According to Ofgem, “Most people will receive their Domestic RHI payments based on the annual heat demand figure listed on their EPC, up to the relevant heat demand limit – whichever is lower. For cases where we can’t easily estimate this, people need to install meters and submit readings regularly, which we use to work out how much to pay them. Heat meters are used to measure the amount of heat the renewable heating system produces.”
On 22 May 2018, anyone applying or receiving accreditation for their new air source or ground source heat pump system were required to have electricity metering arrangements installed alongside their heating system before they applied to the Domestic RHI.
It’s also a good idea to opt into the Metering and Monitoring Service Packages (MMSP) if you have a heat pump (ground source or air source) or biomass pellet boiler system. This ensures your new heating system remains in good working order. This is provided by your systems installer and is a smart system that alerts the installer should a problem occur.
You can recoup the cost of this add-on by including details of your MMSP when applying for the main RHI payment. You’ll then receive an additional MMSP premium on top of your regular RHI payment.
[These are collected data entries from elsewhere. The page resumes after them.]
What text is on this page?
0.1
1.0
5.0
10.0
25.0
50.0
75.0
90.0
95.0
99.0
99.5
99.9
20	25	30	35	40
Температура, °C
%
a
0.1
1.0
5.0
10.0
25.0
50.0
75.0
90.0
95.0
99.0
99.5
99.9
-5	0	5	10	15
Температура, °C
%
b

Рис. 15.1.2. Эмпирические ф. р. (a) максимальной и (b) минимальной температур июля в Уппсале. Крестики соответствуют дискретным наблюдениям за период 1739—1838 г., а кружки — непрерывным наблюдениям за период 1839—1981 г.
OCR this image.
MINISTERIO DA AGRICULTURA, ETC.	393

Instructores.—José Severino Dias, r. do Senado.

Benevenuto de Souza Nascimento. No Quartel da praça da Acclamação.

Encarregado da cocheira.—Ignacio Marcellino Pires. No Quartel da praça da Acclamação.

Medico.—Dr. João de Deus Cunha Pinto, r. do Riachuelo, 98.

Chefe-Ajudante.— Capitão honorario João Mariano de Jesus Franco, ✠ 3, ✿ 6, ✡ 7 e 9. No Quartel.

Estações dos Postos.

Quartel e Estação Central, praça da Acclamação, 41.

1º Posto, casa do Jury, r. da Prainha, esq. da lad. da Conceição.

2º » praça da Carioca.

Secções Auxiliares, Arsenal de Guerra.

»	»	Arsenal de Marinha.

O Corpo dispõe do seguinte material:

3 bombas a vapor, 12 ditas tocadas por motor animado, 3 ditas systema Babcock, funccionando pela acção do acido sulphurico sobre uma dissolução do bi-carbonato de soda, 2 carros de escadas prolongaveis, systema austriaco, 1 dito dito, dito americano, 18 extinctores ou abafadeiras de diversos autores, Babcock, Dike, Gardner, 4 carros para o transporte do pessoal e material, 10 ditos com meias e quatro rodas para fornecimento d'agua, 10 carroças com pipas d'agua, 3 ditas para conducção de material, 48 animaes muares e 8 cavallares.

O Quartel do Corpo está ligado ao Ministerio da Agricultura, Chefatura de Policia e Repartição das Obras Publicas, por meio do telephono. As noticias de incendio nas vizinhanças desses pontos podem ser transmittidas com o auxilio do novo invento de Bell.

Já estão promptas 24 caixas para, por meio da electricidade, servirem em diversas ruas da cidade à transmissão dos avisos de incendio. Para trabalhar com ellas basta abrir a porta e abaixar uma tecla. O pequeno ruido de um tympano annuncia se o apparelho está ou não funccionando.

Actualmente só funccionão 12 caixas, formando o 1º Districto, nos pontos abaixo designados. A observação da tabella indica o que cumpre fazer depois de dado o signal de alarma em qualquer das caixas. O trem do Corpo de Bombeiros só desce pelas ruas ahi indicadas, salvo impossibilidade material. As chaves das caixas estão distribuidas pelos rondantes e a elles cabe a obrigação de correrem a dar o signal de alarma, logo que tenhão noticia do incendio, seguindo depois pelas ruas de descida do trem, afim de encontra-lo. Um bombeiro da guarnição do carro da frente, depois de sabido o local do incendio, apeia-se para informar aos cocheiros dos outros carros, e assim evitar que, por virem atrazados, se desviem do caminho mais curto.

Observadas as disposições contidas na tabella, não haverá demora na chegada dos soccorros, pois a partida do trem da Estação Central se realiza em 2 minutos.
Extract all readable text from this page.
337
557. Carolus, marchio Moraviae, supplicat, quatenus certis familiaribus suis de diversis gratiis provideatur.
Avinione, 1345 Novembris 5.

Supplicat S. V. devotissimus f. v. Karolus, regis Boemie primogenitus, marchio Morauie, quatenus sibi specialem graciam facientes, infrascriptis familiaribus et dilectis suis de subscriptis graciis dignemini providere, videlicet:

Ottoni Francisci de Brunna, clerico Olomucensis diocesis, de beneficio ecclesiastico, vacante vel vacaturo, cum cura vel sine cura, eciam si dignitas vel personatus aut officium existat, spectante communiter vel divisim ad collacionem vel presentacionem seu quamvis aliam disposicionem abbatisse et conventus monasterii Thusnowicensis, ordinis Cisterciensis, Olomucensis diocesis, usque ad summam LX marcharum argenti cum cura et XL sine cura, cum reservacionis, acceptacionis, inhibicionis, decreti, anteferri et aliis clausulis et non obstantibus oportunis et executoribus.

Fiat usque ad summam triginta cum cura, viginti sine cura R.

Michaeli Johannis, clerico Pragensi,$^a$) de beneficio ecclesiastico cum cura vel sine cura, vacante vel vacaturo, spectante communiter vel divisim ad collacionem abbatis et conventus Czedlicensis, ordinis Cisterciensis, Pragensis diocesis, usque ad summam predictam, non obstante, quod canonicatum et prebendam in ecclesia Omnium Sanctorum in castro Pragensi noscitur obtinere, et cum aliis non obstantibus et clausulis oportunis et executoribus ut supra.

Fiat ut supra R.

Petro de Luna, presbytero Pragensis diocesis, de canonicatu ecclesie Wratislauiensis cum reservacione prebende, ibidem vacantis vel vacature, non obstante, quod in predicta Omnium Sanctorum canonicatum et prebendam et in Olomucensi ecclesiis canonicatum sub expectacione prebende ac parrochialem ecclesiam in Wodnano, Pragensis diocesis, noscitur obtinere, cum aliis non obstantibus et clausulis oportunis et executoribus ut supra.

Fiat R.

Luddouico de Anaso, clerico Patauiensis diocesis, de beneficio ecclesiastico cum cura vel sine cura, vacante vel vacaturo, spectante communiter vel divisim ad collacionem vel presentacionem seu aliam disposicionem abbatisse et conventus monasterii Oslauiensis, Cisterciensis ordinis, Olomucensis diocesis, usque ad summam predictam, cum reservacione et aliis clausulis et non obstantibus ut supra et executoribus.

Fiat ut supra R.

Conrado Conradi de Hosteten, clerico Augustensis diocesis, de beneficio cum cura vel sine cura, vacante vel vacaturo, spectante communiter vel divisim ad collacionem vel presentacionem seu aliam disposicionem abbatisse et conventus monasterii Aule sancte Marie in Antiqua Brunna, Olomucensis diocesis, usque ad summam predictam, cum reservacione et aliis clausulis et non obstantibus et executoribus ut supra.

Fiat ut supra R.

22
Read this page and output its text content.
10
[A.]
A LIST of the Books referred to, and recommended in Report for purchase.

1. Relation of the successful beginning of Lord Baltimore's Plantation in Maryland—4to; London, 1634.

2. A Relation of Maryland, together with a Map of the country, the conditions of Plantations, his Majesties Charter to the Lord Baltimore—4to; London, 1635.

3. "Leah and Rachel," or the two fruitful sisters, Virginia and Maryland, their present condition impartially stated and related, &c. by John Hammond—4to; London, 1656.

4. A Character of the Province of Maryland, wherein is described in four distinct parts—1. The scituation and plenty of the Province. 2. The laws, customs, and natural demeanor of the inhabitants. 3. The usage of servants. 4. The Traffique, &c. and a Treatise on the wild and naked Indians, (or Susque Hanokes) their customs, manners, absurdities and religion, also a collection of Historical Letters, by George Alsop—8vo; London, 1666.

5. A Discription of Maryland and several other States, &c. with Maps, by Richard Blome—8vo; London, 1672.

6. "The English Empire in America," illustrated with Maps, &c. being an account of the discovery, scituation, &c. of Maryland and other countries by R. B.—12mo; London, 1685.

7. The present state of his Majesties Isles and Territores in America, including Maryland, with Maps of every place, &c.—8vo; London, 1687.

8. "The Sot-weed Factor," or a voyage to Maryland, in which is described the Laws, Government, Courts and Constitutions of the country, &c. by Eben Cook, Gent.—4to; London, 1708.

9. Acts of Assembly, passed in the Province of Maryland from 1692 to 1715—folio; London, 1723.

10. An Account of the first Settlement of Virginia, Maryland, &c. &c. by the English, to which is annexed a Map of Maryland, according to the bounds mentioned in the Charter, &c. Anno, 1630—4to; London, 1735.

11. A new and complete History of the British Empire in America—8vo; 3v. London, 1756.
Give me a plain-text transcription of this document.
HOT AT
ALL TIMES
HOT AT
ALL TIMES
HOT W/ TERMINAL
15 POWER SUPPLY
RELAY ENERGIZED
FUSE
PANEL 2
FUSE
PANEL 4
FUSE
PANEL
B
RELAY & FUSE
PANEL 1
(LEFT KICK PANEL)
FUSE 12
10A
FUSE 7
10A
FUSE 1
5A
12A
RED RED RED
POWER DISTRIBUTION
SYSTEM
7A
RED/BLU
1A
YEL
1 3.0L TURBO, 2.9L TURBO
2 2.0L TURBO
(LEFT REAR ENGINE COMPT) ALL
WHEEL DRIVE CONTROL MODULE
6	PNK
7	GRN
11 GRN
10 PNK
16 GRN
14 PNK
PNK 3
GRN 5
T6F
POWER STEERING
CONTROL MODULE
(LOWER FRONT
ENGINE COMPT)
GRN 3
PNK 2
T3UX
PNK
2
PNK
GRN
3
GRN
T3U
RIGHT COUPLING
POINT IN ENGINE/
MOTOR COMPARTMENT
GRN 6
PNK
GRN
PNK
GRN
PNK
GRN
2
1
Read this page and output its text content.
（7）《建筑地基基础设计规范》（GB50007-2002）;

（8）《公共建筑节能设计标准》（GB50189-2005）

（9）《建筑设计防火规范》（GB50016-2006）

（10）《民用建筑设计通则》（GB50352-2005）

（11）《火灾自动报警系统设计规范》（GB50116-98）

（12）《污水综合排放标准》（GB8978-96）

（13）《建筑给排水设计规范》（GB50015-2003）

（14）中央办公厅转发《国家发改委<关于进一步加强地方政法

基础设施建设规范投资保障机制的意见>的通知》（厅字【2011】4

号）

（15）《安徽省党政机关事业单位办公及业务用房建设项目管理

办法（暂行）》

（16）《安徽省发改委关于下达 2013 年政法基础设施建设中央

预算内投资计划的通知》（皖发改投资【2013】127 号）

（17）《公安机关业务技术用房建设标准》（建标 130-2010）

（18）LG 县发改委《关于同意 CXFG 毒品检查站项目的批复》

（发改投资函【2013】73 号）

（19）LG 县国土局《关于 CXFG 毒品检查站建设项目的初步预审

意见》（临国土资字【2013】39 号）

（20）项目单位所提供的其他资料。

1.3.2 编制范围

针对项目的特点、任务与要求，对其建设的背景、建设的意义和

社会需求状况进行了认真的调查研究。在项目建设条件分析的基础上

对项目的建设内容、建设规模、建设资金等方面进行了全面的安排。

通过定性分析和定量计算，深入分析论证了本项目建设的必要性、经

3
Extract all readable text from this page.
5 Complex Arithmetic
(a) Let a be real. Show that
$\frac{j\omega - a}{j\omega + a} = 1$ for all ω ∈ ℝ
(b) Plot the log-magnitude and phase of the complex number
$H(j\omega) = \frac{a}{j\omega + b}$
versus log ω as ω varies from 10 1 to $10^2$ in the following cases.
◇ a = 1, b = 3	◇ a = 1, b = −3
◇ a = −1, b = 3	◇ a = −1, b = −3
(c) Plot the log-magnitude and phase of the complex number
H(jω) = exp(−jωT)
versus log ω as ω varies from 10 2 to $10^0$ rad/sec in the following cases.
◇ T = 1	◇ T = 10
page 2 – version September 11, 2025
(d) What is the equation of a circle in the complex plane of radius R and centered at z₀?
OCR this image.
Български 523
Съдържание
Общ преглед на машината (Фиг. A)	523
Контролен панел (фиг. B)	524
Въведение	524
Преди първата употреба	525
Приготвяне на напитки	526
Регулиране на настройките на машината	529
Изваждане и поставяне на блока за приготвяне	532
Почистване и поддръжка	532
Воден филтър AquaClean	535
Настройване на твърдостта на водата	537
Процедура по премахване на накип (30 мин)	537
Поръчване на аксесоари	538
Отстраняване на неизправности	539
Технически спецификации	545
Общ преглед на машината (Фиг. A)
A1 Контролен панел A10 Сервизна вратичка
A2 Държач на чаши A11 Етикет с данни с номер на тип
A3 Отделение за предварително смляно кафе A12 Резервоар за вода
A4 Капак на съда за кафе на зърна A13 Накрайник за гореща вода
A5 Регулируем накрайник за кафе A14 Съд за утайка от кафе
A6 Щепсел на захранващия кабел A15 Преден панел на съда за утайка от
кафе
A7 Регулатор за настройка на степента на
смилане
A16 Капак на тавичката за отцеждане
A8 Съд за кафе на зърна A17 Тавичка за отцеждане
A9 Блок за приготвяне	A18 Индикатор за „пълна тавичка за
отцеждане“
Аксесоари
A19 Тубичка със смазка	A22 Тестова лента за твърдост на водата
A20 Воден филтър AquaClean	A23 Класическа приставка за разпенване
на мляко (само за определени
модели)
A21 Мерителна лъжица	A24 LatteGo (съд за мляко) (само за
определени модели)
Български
It’s potentially a great solution if you meet the eligibility requirements, but before diving in you should do a little additional research to ensure the renewable source you use is the best fit for your property. The condition of your soil may impact the effectiveness of a ground-source system (clay is better than soil for retaining heat), for example, while solar panels will be adversely affected by shade. Make sure your systems installer has factored all this in before agreeing to any installation.
If you find the right system for your home, you’ll note only benefit from heating your home with a greener energy source, you’ll also be eligible for quarterly payments to help recoup the installation cost and cut your energy bills too.